Um julgamento significativo teve início na Califórnia, nos Estados Unidos, abordando a relação entre o uso de redes sociais e a saúde mental de jovens. Advogados de acusação afirmaram em tribunal que plataformas como Instagram e YouTube foram projetadas para induzir comportamentos compulsivos em crianças.
O caso está sendo analisado na Los Angeles Superior Court sob a liderança da juíza Carolyn B. Kuhl e deve durar aproximadamente seis semanas. A ação foi movida em nome de uma jovem identificada pelas iniciais K.G.M., que, segundo alegações, desenvolveu dependência dessas plataformas ainda na adolescência.
O advogado Mark Lanier, que representa a jovem, argumentou que as empresas criaram sistemas que estimulam o cérebro dos usuários jovens de forma intencional. Ele mencionou que documentos internos e comunicações entre executivos revelam metas focadas no aumento do tempo de uso das plataformas.
Entre as evidências apresentadas, destaca-se um e-mail de 2015 atribuído a Mark Zuckerberg, CEO da Meta, que discute a necessidade de aumentar o tempo que os usuários passam nas plataformas para alcançar metas comerciais. A acusação também alegou que o YouTube, sob controle do Google, direcionou esforços para atrair usuários jovens visando lucro publicitário.
Além disso, o advogado enfatizou que as empresas não alertaram de forma adequada pais e adolescentes sobre os riscos associados ao design das plataformas, como notificações constantes, reprodução automática de vídeos e rolagem infinita.
Defesa aponta fatores familiares
A defesa, representando Meta e YouTube, argumentou que as dificuldades emocionais da jovem não são atribuíveis à negligência das empresas, mas a fatores externos à tecnologia. O advogado da Meta destacou que a jovem já apresentava um histórico de conflitos familiares, incluindo episódios de negligência e violência doméstica, além de acompanhamento terapêutico desde a infância.
Os registros apresentados ao júri indicam que a jovem já enfrentava problemas psicológicos antes de seu uso intensivo das redes sociais. O argumento central da defesa é que o Instagram não foi um fator determinante para o agravamento de sua saúde mental.
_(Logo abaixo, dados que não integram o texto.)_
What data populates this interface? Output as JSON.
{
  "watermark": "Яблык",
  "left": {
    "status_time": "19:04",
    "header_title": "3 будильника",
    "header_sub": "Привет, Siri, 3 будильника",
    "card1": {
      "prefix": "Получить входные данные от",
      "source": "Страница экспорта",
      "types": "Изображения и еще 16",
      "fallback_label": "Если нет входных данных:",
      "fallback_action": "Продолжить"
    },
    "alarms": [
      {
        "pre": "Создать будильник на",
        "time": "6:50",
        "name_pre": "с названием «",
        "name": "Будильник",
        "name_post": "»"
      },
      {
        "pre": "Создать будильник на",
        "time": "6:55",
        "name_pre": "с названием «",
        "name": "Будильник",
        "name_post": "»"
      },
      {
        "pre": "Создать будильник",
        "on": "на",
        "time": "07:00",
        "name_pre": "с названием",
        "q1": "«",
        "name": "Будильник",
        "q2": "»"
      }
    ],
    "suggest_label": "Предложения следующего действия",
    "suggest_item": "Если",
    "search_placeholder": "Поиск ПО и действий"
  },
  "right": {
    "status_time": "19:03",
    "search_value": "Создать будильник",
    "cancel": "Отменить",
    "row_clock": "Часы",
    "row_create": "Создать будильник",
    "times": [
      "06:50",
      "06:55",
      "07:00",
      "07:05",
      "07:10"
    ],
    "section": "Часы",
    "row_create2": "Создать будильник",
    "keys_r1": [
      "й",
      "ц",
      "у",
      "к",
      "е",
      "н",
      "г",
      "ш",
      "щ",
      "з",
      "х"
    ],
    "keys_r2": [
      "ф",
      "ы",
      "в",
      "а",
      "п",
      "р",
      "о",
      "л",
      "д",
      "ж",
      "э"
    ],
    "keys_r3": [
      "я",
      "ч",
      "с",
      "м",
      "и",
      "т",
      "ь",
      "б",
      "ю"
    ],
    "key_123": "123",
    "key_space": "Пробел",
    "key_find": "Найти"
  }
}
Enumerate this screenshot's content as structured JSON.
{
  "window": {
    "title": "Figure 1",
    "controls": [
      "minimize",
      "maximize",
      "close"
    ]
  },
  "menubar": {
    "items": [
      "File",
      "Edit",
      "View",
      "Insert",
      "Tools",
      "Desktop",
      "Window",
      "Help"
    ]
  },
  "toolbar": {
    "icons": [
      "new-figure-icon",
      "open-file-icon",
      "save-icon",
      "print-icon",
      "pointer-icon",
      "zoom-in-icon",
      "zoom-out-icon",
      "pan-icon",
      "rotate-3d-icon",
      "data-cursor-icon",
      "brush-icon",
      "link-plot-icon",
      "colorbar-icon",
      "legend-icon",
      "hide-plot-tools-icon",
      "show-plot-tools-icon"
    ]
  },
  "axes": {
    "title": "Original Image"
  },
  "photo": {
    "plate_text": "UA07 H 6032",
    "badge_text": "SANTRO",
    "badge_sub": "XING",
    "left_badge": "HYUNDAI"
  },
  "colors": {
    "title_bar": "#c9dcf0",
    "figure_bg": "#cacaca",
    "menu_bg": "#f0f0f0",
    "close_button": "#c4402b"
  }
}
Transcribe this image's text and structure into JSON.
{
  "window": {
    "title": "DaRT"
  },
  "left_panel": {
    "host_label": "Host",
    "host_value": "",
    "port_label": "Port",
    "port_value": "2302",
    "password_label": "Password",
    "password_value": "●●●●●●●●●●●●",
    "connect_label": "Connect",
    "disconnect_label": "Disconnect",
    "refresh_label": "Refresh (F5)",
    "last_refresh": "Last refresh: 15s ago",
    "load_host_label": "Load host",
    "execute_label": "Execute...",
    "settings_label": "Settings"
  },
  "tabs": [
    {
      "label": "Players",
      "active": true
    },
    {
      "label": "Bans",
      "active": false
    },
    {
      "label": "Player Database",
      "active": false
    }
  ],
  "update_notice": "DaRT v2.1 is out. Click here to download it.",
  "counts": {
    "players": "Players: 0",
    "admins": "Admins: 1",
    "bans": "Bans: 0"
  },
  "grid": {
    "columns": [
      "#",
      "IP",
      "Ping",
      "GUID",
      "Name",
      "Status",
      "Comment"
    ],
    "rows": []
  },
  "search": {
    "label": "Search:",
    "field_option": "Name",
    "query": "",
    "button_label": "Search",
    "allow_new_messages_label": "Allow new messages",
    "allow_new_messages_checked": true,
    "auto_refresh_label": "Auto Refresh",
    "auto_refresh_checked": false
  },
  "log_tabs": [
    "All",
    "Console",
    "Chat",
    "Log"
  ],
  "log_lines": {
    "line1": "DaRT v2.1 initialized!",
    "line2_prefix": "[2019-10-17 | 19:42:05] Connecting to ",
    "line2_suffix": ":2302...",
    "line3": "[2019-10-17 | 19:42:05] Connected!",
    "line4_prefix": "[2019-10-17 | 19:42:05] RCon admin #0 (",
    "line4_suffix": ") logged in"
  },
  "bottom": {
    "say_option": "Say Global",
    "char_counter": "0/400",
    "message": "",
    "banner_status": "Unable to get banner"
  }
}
Nas próximas semanas, o julgamento ouvirá especialistas, ex-funcionários da Meta que atuaram como denunciantes e executivos das plataformas. Estão programadas participações de Adam Mosseri, chefe do Instagram, e Neal Mohan, CEO do YouTube.
Repercussões
O resultado deste julgamento pode estabelecer precedentes importantes para indenizações em milhares de processos semelhantes apresentados por famílias, distritos escolares e promotores estaduais nos Estados Unidos. Em outra ação judicial, 29 procuradores-gerais estaduais solicitaram que a Justiça obrigue a Meta a realizar mudanças significativas em seus serviços.
As medidas solicitadas incluem a remoção de contas de usuários com menos de 13 anos, a exclusão de dados coletados de crianças nessa faixa etária e a eliminação de algoritmos ou ferramentas de inteligência artificial que utilizam essas informações. Um grupo de 18 estados também busca restrições de horário para o uso por menores, desativação de recursos considerados viciantes e limitação de filtros que alteram a aparência.
Nos últimos dois anos, a Meta implementou ajustes nas chamadas “contas para adolescentes” no Instagram, introduzindo filtros de conteúdo mais restritivos para usuários abaixo de 16 anos. Entretanto, procuradores estaduais consideram essas medidas insuficientes, alegando que representam mudanças pontuais com impacto limitado na proteção efetiva dos jovens.
Acordos e exclusões
No caso de K.G.M., as empresas Snap, controladora do Snapchat, e TikTok chegaram a acordos antes do início do julgamento, não figurando mais como rés. A Meta e o YouTube permanecem como principais alvos da ação.
As empresas sustentam que não podem ser responsabilizadas pelo conteúdo publicado por terceiros, citando proteções previstas na legislação federal dos Estados Unidos.
A audiência tem atraído um grande público ao tribunal, incluindo pais que acreditam que decisões de design das plataformas, como algoritmos de recomendação e sistemas de notificação, têm causado impactos severos na vida de seus filhos.